Abstract
Background
We have reported that serum progranulin (PGRN) levels are clinically significant in predicting recurrence in patients with HR-positive breast cancer. The aim of the present study was to examine whether PGRN levels might be associated with breast cancer mortality.
Methods
This was a cohort study of 695 newly diagnosed breast cancer patients who underwent curative surgery between 2001 and 2004. The relationship between breast cancer mortality and pre-operative serum PGRN levels in these patients with a median follow-up of 12.7 years was evaluated until May 2020.
Results
A total of 118 (17%) deaths were identified in the cohort. According to the HR status, (10, 15, and 20)-year overall survival (OS) rates were (91.4, 81.1, and 75.9) % for HR-positive patients, and (76.5, 74.2, and 69.8) % for HR-negative patients, respectively (p = 0.003). Higher levels of PGRN were significantly associated with poor OS in the HR-positive group (p for trend = 0.001). In particular, hazard ratios for PGRN quartiles suggested a dose–response relationship, with the highest quartile having the worst OS in the HR-positive group (highest vs lowest: 15-year OS, (68.3 vs 90.0) %; 20-year OS, (62.3 vs 84.8) %, even after adjusting for age, tumor stage, and metabolic confounders.
Conclusion
Pre-operative serum PGRN levels had clinical significance for predicting cancer mortality in breast cancer patients independent of tumor stage and metabolic parameters, especially in HR-positive tumors.
Data Sharing Statement
The data presented in this study are available on reasonable request from the corresponding author. The data are not publicly available, due to the issue of patient privacy.
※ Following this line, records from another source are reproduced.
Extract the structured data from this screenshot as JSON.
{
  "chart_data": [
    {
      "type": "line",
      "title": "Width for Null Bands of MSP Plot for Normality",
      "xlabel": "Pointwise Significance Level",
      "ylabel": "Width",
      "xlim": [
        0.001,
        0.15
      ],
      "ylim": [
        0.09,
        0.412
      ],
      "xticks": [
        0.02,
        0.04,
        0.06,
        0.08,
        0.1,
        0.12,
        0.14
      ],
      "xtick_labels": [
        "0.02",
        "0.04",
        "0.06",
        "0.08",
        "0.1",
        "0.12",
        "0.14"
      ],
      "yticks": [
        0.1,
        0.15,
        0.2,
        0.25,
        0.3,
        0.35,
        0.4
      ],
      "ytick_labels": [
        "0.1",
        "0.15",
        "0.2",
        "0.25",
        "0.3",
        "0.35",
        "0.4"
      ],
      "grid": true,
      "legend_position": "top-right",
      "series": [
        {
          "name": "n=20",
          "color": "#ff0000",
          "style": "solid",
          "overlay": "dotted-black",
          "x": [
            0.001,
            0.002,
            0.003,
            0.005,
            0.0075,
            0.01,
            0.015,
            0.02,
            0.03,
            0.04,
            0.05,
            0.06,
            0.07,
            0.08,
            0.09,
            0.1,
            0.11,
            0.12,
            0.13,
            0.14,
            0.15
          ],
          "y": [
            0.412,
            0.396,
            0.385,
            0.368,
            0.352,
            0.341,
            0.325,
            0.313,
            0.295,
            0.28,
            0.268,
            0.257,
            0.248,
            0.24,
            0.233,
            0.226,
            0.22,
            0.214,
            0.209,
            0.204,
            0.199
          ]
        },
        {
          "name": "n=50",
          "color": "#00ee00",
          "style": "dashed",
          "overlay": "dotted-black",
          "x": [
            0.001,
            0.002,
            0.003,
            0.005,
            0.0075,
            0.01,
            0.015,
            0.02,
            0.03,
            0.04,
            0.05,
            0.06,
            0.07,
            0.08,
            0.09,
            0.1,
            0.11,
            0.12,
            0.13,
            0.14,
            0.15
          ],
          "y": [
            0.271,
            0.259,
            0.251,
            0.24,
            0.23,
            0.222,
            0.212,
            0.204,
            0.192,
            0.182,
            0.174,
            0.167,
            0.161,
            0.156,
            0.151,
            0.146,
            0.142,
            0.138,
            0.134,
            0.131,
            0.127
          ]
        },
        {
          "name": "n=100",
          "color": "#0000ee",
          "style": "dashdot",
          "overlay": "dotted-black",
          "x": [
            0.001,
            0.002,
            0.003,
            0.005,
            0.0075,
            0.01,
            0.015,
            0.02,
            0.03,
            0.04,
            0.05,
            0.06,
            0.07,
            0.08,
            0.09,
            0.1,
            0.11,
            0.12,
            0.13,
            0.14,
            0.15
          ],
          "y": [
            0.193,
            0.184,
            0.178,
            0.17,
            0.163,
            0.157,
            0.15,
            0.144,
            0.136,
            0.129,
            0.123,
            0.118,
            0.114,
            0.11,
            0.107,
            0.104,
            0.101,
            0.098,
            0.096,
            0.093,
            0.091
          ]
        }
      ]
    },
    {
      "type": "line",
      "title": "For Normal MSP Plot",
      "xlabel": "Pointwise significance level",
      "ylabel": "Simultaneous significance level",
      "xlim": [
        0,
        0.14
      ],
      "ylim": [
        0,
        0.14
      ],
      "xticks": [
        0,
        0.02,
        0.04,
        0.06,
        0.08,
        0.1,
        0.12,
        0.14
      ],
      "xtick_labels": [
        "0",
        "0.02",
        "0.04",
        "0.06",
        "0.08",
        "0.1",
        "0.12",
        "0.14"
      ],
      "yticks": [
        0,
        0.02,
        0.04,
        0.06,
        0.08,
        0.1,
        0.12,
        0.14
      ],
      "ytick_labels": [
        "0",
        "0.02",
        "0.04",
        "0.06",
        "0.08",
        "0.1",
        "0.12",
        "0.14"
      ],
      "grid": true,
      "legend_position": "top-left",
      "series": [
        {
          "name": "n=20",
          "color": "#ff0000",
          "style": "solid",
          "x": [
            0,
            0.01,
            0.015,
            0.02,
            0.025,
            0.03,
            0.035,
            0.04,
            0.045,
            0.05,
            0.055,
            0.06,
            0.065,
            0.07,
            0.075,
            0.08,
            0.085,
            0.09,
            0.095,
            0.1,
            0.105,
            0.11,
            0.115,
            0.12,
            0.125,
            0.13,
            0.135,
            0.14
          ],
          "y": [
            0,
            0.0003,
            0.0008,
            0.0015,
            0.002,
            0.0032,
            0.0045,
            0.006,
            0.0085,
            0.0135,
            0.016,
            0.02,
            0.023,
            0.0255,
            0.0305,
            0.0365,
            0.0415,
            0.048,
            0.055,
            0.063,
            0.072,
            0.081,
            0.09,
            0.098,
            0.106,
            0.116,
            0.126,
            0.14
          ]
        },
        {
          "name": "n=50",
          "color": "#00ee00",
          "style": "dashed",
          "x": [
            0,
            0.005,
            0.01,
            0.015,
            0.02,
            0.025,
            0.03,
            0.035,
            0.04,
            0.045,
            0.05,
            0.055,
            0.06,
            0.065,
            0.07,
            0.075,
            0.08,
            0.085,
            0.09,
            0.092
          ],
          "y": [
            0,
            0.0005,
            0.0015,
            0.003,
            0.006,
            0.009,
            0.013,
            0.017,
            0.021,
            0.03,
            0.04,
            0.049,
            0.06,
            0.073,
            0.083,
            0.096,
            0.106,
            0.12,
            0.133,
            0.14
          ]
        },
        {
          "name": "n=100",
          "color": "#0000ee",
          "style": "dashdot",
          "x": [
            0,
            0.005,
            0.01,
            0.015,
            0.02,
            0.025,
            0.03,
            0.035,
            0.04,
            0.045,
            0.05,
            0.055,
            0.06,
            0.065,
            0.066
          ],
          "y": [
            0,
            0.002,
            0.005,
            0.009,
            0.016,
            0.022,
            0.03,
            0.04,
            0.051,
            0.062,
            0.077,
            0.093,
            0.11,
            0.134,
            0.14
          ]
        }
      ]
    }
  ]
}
Ethics Approval and Consent to Participate
This study protocol was approved by the Institutional Review Board of the National Cancer Center, Republic of Korea (IRB Protocol No. NCCNCS-09-220) and complied with the tenets of the Declaration of Helsinki. Written informed consent was obtained from all patients.
Acknowledgments
The authors thank the participants and their families, and all investigators and site personnel. D.-H. K. and K. S. L. contributed equally to this work as co-first authors. C.-Y. P. and S. W. O. contributed equally to this work as co-corresponding authors.
Disclosure
Dr. Keun Seok Lee has consulting or advisory role for AstraZeneca, Eisai, Lilly, Merck, Novartis, Pfizer, Everest Medicine, Bixink, Daiichi Sankyo, and Roche; has received research funding from Novartis; has received research drug supply from Dong-A ST. The authors declare that they have no other competing interests.